In Python we could write this as follows.

def act(N,sigma,x):
    f,nbits,mask = 0,0,0
    while f < N:
        y = mask & sigma
        x += (x==f)*(y-x) + (x==y)*(f-x)
        sigma >>= nbits
        f += 1
        b = f > mask
        mask += b*(mask+1)
        nbits += b
    return x

Some comments

The above method is redundant, and doesn’t check that all the tranpositions have the form \((n\ m)\) with \(m \leq n.\) One could write a method to verify the form of the tranposition before using it. The above code is faster for skipping this verification.

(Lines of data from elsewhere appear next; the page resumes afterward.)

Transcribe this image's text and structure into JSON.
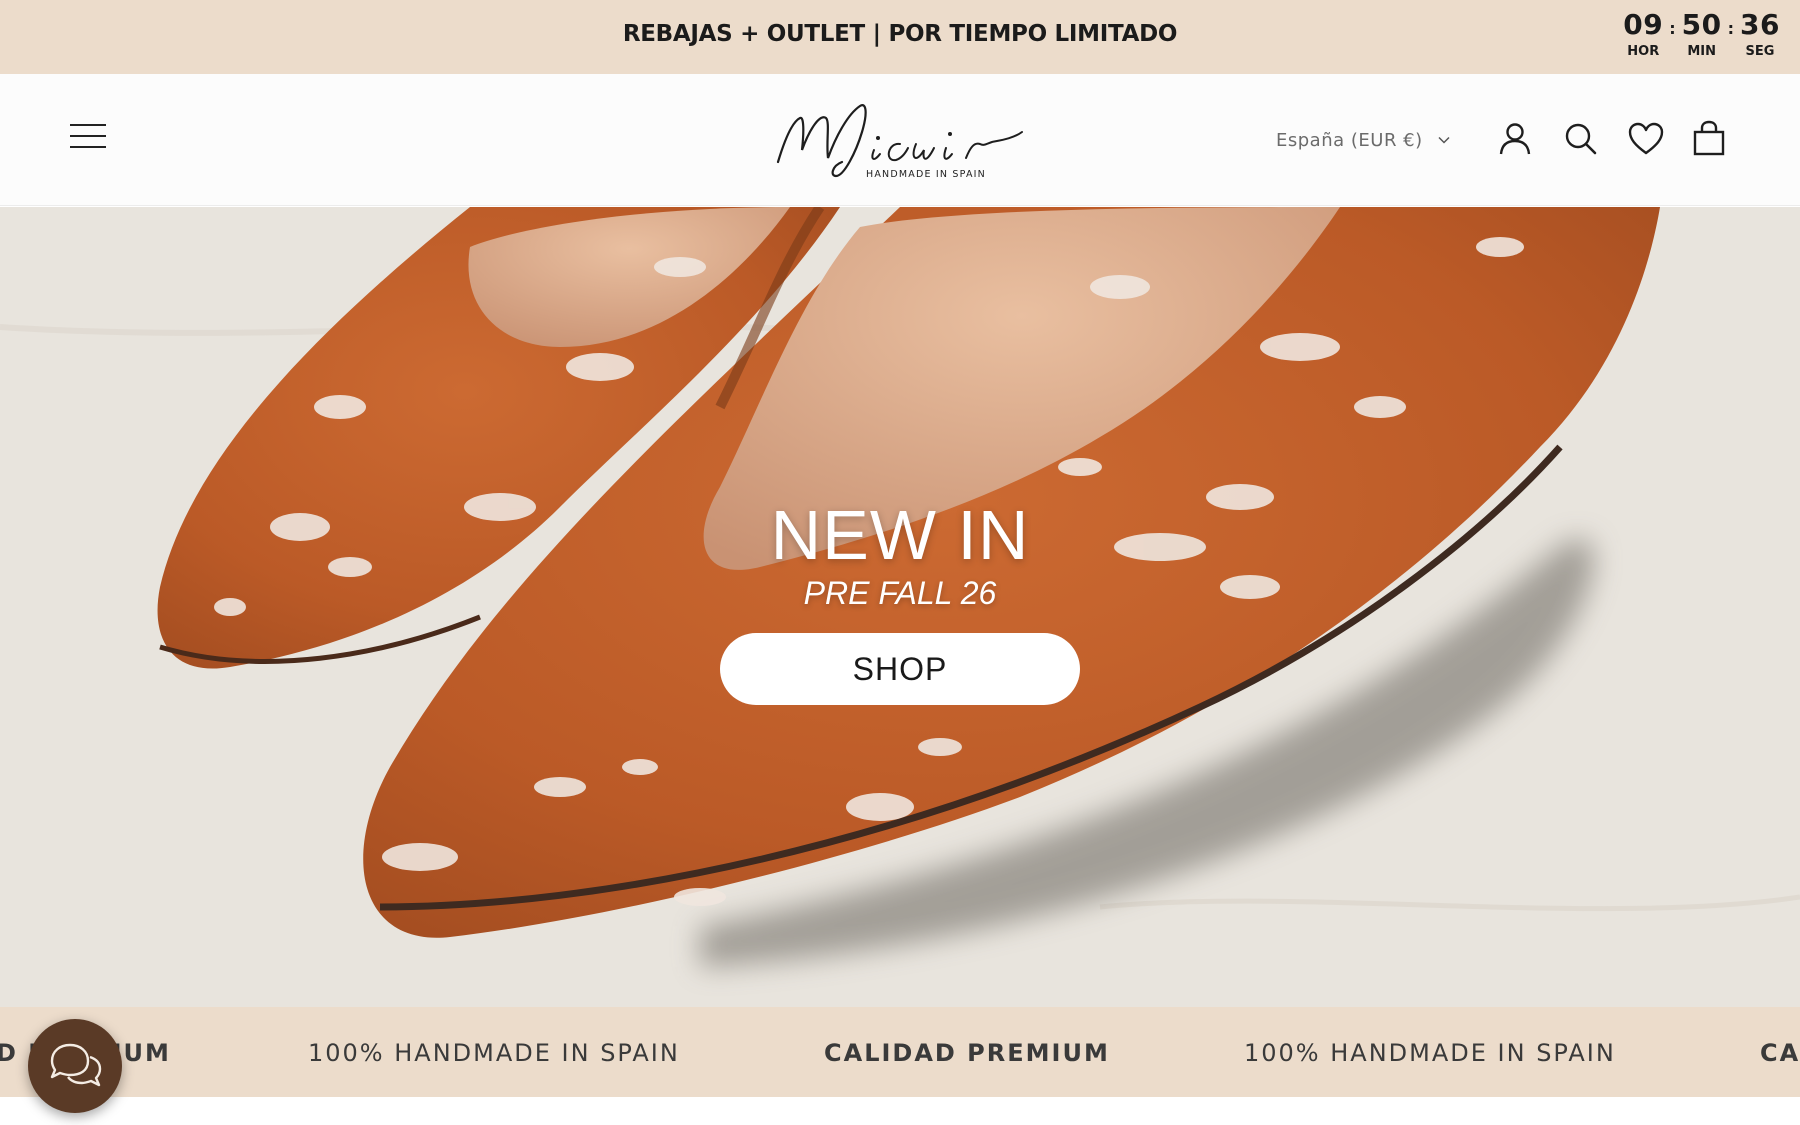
{
  "announcement": {
    "text": "REBAJAS + OUTLET | POR TIEMPO LIMITADO",
    "countdown": {
      "hours": "09",
      "minutes": "50",
      "seconds": "36",
      "hours_label": "HOR",
      "minutes_label": "MIN",
      "seconds_label": "SEG"
    }
  },
  "header": {
    "logo_text": "Micuir",
    "logo_tagline": "HANDMADE IN SPAIN",
    "locale": "España (EUR €)",
    "icons": [
      "menu-icon",
      "account-icon",
      "search-icon",
      "wishlist-heart-icon",
      "cart-bag-icon"
    ]
  },
  "hero": {
    "title": "NEW IN",
    "subtitle": "PRE FALL 26",
    "button_label": "SHOP"
  },
  "marquee": {
    "items": [
      "D PREMIUM",
      "100% HANDMADE IN SPAIN",
      "CALIDAD PREMIUM",
      "100% HANDMADE IN SPAIN",
      "CA"
    ]
  },
  "colors": {
    "announcement_bg": "#ecdccb",
    "marquee_bg": "#ecdccb",
    "chat_button": "#5a3a26",
    "shoe_leather": "#c0602c"
  }
}
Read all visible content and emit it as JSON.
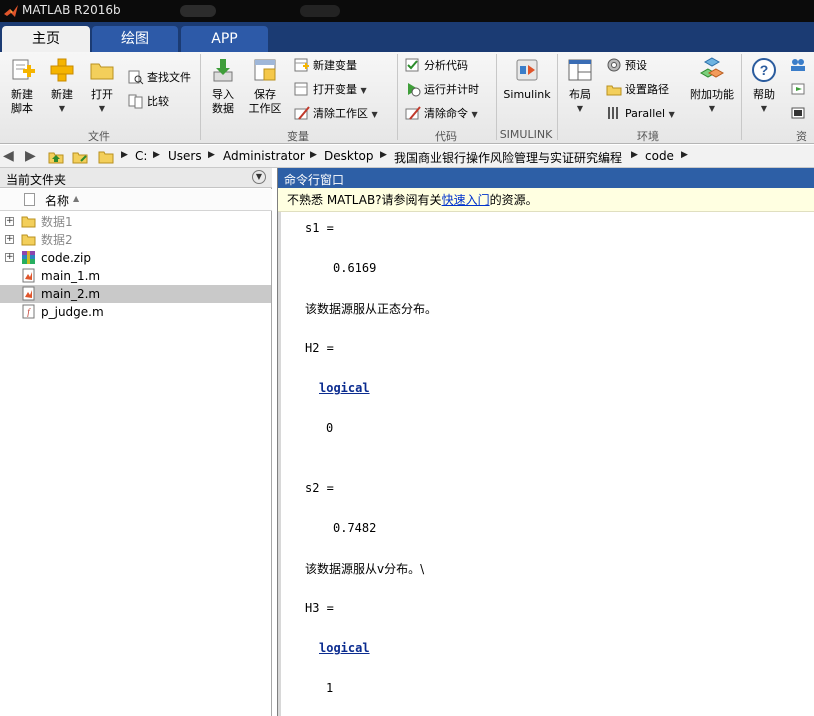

Also, this method is as data-space-efficient as possible for \(N \leq 4.\) Since I like three-dimensional computational topology, this is all I need. However, for \(N\leq 4,\) the number of permutations is at most 24. So a table lookup in this case might be more appropriate than the above function!

The biggest permutations you can fit in one 64-bit word are those on nineteen elements. Remarkably, these fit exactly in 64 bits with the above representation. Likewise, one can fit permutations on five elements in a single byte.

Permutations on 32 elements need 124 bits with this representation, and no more elements are possible with 128 bits allowed. This is a (space) improvement over the “sheep-and-goats” representation in Warren’s excellent Hacker’s Delight, which uses 160 bits to represent permutations on 32 elements.

Footnote

The reader may be concerned about the base case \(\sigma: \emptyset \to \emptyset.\) It is true that the code above will necessarily fail in this case. But it also succeeds in this case, since to run the code, you first need an element to run it on. Assuming we have an element from the empty set lets us conclude the code terminates correctly, even though it also fails. ↩